The electronic signature is only required from employees hired on or before Oct. 31, 2011 since the amendment was already included in the Patent Acknowledgement form for all employees hired after Nov. 1, 2011, according to Klein.
Monetizing existing patents has been a source of revenue for the campus for years. Last year, the campus finalized an agreement to monetize a patent for an antibody that brought in $87.5 million and used the revenue to fund research facilities and biological sciences.
The amendment was spurred by a recent Supreme Court case that brought into scrutiny the language of Stanford University’s patent policy. In February 2011, Stanford’s board of trustees filed a lawsuit against an outside research company reclaiming ownership of a faculty member’s medical invention that measures the amount of HIV in a patient’s blood.

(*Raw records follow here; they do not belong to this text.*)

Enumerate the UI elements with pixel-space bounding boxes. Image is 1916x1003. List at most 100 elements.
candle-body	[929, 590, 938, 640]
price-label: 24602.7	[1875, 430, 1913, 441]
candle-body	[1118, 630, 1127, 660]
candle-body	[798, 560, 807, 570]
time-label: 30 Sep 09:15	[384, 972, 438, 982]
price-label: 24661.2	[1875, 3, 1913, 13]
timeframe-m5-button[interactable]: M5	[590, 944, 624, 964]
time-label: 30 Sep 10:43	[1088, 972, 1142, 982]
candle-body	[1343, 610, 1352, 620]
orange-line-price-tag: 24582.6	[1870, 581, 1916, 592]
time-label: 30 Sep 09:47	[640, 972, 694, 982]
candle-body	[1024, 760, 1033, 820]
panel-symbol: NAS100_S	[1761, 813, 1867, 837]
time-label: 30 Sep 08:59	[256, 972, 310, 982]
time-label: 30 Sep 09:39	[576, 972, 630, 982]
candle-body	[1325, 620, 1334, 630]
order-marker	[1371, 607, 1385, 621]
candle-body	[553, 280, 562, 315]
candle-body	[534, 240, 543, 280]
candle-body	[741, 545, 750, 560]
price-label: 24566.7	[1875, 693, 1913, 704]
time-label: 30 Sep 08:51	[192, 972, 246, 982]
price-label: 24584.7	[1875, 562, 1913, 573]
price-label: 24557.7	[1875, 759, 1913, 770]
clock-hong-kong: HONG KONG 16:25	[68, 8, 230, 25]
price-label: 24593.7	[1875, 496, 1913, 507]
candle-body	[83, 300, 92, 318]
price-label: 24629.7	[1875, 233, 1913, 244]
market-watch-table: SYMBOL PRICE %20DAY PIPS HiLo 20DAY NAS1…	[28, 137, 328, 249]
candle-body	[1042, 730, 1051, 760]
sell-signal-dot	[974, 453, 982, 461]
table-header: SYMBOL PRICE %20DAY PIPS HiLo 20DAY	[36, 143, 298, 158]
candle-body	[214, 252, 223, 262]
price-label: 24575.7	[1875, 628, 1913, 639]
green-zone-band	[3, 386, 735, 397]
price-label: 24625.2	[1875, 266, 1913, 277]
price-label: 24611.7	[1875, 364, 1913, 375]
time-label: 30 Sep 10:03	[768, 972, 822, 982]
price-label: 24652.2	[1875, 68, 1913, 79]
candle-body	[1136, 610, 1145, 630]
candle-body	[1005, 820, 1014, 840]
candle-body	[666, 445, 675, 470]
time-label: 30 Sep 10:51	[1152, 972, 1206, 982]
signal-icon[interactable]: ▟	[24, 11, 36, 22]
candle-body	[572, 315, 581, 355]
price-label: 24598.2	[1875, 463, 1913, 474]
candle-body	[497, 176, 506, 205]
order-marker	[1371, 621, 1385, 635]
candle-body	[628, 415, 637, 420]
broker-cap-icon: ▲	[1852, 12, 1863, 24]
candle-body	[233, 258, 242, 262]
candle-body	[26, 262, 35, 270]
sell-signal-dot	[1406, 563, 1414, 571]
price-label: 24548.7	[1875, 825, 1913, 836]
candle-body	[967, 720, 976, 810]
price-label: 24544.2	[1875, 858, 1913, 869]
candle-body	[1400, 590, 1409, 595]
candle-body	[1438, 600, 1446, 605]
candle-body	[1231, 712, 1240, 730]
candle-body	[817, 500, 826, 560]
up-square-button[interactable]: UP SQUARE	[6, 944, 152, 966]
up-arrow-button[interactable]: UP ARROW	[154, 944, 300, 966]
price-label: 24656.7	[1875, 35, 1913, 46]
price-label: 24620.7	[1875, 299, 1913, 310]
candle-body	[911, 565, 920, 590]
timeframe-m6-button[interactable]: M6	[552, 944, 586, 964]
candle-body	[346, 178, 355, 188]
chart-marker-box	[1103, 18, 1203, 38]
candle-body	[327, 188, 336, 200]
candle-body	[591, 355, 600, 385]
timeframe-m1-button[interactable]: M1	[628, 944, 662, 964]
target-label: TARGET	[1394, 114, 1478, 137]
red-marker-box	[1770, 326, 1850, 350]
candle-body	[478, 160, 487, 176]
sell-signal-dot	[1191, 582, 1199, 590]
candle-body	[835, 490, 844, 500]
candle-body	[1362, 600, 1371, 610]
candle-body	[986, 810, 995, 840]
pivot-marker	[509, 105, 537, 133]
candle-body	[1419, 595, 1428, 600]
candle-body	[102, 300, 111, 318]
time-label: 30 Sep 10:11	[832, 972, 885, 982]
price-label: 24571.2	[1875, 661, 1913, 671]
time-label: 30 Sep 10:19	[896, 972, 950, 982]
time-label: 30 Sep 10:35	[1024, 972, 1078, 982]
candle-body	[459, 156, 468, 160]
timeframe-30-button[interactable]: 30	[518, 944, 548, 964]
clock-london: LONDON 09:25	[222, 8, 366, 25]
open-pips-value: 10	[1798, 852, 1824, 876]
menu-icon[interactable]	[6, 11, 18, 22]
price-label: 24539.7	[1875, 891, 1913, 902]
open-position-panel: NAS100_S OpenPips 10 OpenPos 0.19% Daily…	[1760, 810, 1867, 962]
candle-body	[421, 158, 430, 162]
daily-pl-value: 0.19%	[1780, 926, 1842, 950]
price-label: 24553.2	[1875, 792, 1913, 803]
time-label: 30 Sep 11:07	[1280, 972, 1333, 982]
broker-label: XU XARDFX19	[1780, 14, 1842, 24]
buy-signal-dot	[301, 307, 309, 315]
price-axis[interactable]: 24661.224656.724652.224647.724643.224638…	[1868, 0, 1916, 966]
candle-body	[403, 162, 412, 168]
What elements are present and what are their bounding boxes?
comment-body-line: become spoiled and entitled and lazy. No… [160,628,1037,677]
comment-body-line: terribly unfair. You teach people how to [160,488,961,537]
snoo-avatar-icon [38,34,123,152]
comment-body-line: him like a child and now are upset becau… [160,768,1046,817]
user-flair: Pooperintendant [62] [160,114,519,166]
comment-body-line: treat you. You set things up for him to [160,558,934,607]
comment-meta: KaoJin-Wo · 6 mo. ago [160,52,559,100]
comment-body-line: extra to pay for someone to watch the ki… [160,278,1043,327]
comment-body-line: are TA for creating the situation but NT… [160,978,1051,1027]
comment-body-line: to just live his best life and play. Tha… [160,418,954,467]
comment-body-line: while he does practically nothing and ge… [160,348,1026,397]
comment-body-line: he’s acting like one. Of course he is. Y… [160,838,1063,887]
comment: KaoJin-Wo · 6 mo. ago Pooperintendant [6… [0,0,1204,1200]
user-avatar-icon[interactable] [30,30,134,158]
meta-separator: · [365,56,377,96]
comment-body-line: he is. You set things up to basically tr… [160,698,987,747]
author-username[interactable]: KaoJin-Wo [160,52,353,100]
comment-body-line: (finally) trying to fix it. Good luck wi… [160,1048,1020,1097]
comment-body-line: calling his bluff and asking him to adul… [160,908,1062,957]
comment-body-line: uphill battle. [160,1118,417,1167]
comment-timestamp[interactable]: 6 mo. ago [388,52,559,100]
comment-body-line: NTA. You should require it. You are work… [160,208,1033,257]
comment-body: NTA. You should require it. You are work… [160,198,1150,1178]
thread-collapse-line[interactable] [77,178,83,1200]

In June 2011, the court declared that Stanford’s patent language was insufficient and granted the research company entitlement to inventions arising from Professor Mark Holodniy’s research, even though he signed a patent agreement with the university at the beginning of his tenure, according to a court document.
In response to the court’s decisions, the UC took measures to protect its own rights over inventions from future agreements with outside consulting companies, according to William Tucker, executive director of Innovation Alliances and Services at the UC Office of the President.
“In light of the way the court ruled on that particular case, the UC decided it needed to change its policy,” Tucker said. “We’re just making our documents comply with the Supreme Court’s ruling.”